CHAPTER VII.
THE FIRST REPUBLIC.

For the antiquary, the prints produced in France before the Revolution must ever possess the greatest interest, indicating as they do so clearly the tastes, the vanity, the luxury of that beau monde which was the France of those days when the lower orders counted for nothing, being but the hewers of wood, the drawers of water, and the chair-à-canon with which her kings and marshals won glory.

No attempt was made to hide the corruption and immorality which prevailed at Court—the amours of the kings were openly acknowledged, the highest titles were bestowed upon their mistresses, and the royal arms of France were borne by their almost innumerable offspring.

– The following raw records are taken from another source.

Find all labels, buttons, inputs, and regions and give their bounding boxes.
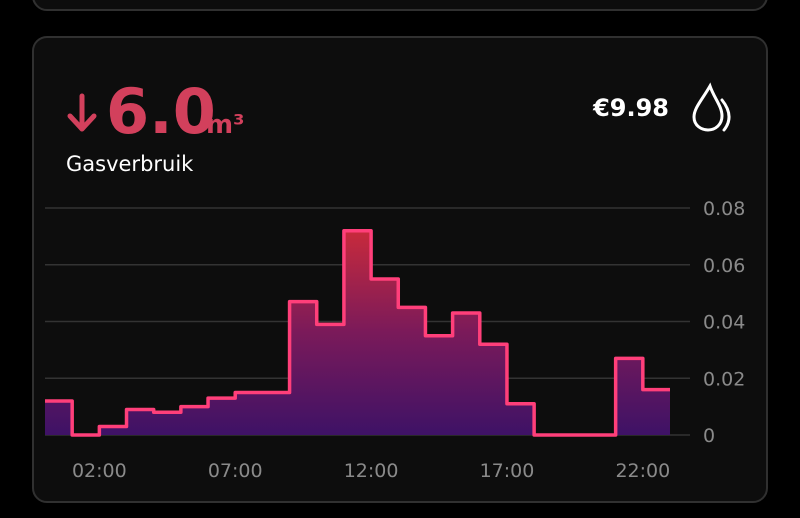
y-tick-label: 0.04 [703, 312, 745, 334]
usage-unit: m³ [206, 110, 244, 140]
line [45, 228, 670, 437]
x-tick-label: 22:00 [615, 460, 670, 482]
down-arrow [67, 93, 97, 132]
usage-value: 6.0 [106, 75, 216, 148]
x-tick-label: 17:00 [480, 460, 535, 482]
area [45, 230, 670, 435]
x-tick-label: 12:00 [344, 460, 399, 482]
y-tick-label: 0.06 [703, 255, 745, 277]
cost: €9.98 [592, 94, 669, 122]
x-tick-label: 07:00 [208, 460, 263, 482]
previous-card [32, 0, 768, 11]
x-tick-label: 02:00 [72, 460, 127, 482]
usage-label: Gasverbruik [66, 152, 194, 176]
card [32, 36, 768, 503]
y-tick-label: 0.02 [703, 368, 745, 390]
gas-icon [692, 82, 731, 132]
y-tick-label: 0.08 [703, 198, 745, 220]
y-tick-label: 0 [703, 425, 715, 447]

Although some of these women were of the humblest origin they affected a taste for literature and art, and the names of Diane de Poitiers, duchesse de Valentinois; Gabrielle d’Estrées; Marie Touchet; la Duchesse de la Vallière; la Marquise de Maintenon; Madame de Montespan; la Marquise de Pompadour; la Comtesse du Barry, with many others of lesser note, remind us that they formed extensive libraries. Books bearing their arms and ciphers on the bindings, or their book-plates, are still those most eagerly sought for by collectors of to-day. But what a bagatelle was all this as compared with the vast sums these courtesans drained from the nation, and the degradation they inflicted upon the aristocracy into whose ranks they and their children were elevated. Whilst on the other hand, the arrogance of the old nobility, their selfishness, their cruelty to their dependants, and their refusal to forego any of their pay or privileges in the black days of famine and national bankruptcy towards the close of the eighteenth century, hastened their fall and that of the monarchy.

Sir Walter Scott states that at the outbreak of the Revolution there were about eighty thousand families enjoying all the rights and privileges of nobility; and the order was divided into different classes, which looked on each other with mutual jealousy and contempt.

On this point let us quote the reports of two acknowledged authorities. M. de Saint-Allais, in his book “L’Ancienne France,” observes: “Nos historiens les plus accrédités ont remarqué qu’il existait en France, avant la Révolution, environ soixante dix mille fiefs, ou arrière-fiefs dont a peu près 3,000 étaient érigés en duchés, marquisats, comtés, vicomtés et baronies, et qu’ils comptaient aussi en ce royaume environ 4,000 families d’ancienne noblesse, c’est-à-dire de noblesse chevaleresque et immémoriale, et environ 90,000 familles qui avaient acquis la noblesse par l’exercice de charges de magistrature et de finances ou par le service militaire ou par des anoblissements quelconques.” Whilst in his “Nobles et Vilains,” M. Chassant states: “Il y avait en France, en 1788, au moins 8,000 marquis, comtes, et barons, dont 2,000 au plus l’étaient légitimement, 4,000 bien dignes de l’être, mais qui ne l’étaient que par tolérance abusive.”

From these statements it is evident that the number of nobles, or soi-disant nobles, was enormous; that their privileges (many of them grossly immoral) caused them to be extremely unpopular; that to keep up some kind of state and show made them exacting as landlords, whilst the etiquette of their rank prevented them from embarking in any kind of trade or business, so that employments in the Court, the Church, the Army, Law and the Civil Service, were almost entirely monopolized by this class. These offices, though highly paid, were, of course, totally unproductive, and created still further burdens to fall on the shoulders of the overtaxed lower orders.